Seguros em Portugal: o que escondem as letras pequenas que podem custar milhares de euros

Seguros em Portugal: o que escondem as letras pequenas que podem custar milhares de euros
Quando Maria assinou o contrato do seguro automóvel, nunca imaginou que uma vírgula mal colocada nas condições gerais lhe iria custar 3.500 euros. A história desta professora do Porto é mais comum do que se pensa no mercado segurador português, onde as exceções são frequentemente a regra.

Os portugueses gastam anualmente mais de 8 mil milhões de euros em prémios de seguros, segundo dados da Associação Portuguesa de Seguradores. No entanto, poucos realmente compreendem o que estão a comprar. As apólices transformaram-se em documentos de centenas de páginas, escritos numa linguagem jurídica que confunde até os mais letrados.

A verdade é que o sector segurador vive da assimetria de informação. Enquanto as seguradoras investem milhões em algoritmos de risco e equipas de subscrição, o comum dos mortais decide com base no preço e numa breve conversa com um mediador. Esta disparidade torna os consumidores particularmente vulneráveis quando chega a hora do sinistro.

O caso dos seguros de saúde ilustra bem esta realidade. Muitos portugueses pagam mensalmente por coberturas que julgam ser completas, apenas para descobrir na hora da necessidade que os tratamentos mais caros ficam de fora. As listas de hospitais e clínicas convencionadas mudam sem aviso prévio, e as franquias aplicam-se precisamente quando as despesas médicas são mais elevadas.

Nos seguros multirriscos habitacionais, a situação não é mais animadora. As exclusões por "fenómenos naturais" ou "danos graduais" tornam-se armadilhas para quem sofre infiltrações ou danos causados pela maresia. As seguradoras argumentam que estas cláusulas são necessárias para manter a sustentabilidade do sistema, mas a falta de transparência na comunicação destas limitações levanta sérias questões éticas.

A digitalização trouxe novos desafios. As plataformas online prometem simulações instantâneas e preços competitivos, mas escondem complexidades nos questionários de risco. Um simples erro na declaração de hábitos pode invalidar toda a cobertura, como descobriu João, um empresário de Lisboa que viu o seguro de vida da família ser anulado porque omitiu que ocasionalmente pratica desportos radicais.

A Autoridade de Supervisão de Seguros e Fundos de Pensões (ASF) tem vindo a aumentar a fiscalização, mas os recursos são limitados face à dimensão do mercado. Em 2023, a ASF aplicou coimas recorde de mais de 2 milhões de euros, mas muitos casos nunca chegam ao conhecimento público devido aos acordos extrajudiciais.

A solução pode passar por uma maior educação financeira da população. Escolas e instituições começam a incluir literacia sobre seguros nos seus programas, mas o caminho é longo.
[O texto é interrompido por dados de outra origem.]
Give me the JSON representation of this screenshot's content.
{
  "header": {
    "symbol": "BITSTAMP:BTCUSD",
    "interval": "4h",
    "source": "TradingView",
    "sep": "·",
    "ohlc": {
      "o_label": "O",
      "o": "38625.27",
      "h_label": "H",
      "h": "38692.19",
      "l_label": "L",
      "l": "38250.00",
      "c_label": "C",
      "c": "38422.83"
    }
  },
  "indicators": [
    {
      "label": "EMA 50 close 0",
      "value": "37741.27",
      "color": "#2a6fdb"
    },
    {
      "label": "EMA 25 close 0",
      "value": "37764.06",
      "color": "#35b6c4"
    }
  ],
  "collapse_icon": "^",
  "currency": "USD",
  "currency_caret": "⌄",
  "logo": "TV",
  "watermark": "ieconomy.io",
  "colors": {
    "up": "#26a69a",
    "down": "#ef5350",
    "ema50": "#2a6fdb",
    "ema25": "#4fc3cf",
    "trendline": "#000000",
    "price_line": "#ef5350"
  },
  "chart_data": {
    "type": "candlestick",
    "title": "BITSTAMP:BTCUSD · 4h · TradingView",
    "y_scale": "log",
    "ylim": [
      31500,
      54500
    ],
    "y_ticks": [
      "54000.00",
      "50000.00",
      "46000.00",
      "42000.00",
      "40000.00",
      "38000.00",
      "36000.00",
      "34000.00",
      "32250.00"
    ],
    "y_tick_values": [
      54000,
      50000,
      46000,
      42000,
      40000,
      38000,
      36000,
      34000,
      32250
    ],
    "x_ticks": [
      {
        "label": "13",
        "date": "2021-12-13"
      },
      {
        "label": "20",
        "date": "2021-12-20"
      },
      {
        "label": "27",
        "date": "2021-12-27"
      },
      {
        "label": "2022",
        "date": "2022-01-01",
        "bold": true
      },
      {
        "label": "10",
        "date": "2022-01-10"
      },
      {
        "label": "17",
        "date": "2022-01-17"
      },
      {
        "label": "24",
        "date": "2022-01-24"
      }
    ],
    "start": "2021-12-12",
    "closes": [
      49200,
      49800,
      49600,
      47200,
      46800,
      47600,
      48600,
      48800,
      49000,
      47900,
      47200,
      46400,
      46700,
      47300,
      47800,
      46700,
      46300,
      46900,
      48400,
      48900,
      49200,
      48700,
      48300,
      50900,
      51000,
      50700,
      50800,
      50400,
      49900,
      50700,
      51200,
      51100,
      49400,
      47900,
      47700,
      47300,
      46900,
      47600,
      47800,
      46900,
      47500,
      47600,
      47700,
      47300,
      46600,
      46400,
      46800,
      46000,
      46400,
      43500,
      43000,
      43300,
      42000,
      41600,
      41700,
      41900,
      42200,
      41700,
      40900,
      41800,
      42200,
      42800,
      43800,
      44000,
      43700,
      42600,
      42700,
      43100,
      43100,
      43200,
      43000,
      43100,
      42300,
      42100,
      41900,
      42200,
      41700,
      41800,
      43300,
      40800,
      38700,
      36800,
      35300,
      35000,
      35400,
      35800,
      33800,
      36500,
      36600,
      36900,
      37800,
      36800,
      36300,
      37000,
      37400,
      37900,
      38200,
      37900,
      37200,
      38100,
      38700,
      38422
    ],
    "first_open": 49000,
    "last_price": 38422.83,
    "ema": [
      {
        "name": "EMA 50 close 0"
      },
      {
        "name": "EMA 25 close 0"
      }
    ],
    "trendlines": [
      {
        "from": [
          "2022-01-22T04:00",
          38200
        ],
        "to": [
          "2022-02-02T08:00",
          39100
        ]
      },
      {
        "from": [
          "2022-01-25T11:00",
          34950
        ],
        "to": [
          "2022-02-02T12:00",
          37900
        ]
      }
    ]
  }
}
Enquanto isso, especialistas recomendam que os consumidores peçam sempre esclarecimentos por escrito, comparem ofertas de diferentes seguradoras e não se deixem seduzir apenas pelo preço mais baixo.

O futuro dos seguros em Portugal poderá passar por modelos mais transparentes, como os seguros paramétricos, que pagam automaticamente quando ocorre um evento específico, eliminando a subjectividade na avaliação dos sinistros. Blockchain e smart contracts também prometem revolucionar o sector, mas a adopção massiva ainda está longe.

Enquanto as tecnologias não chegam, resta aos portugueses a velha máxima: ler as letras pequenas. No mundo dos seguros, o diabo está mesmo nos detalhes, e ignorá-los pode sair muito caro. A próxima vez que assinar uma apólice, lembre-se da Maria e pergunte: será que realmente sei o que estou a comprar?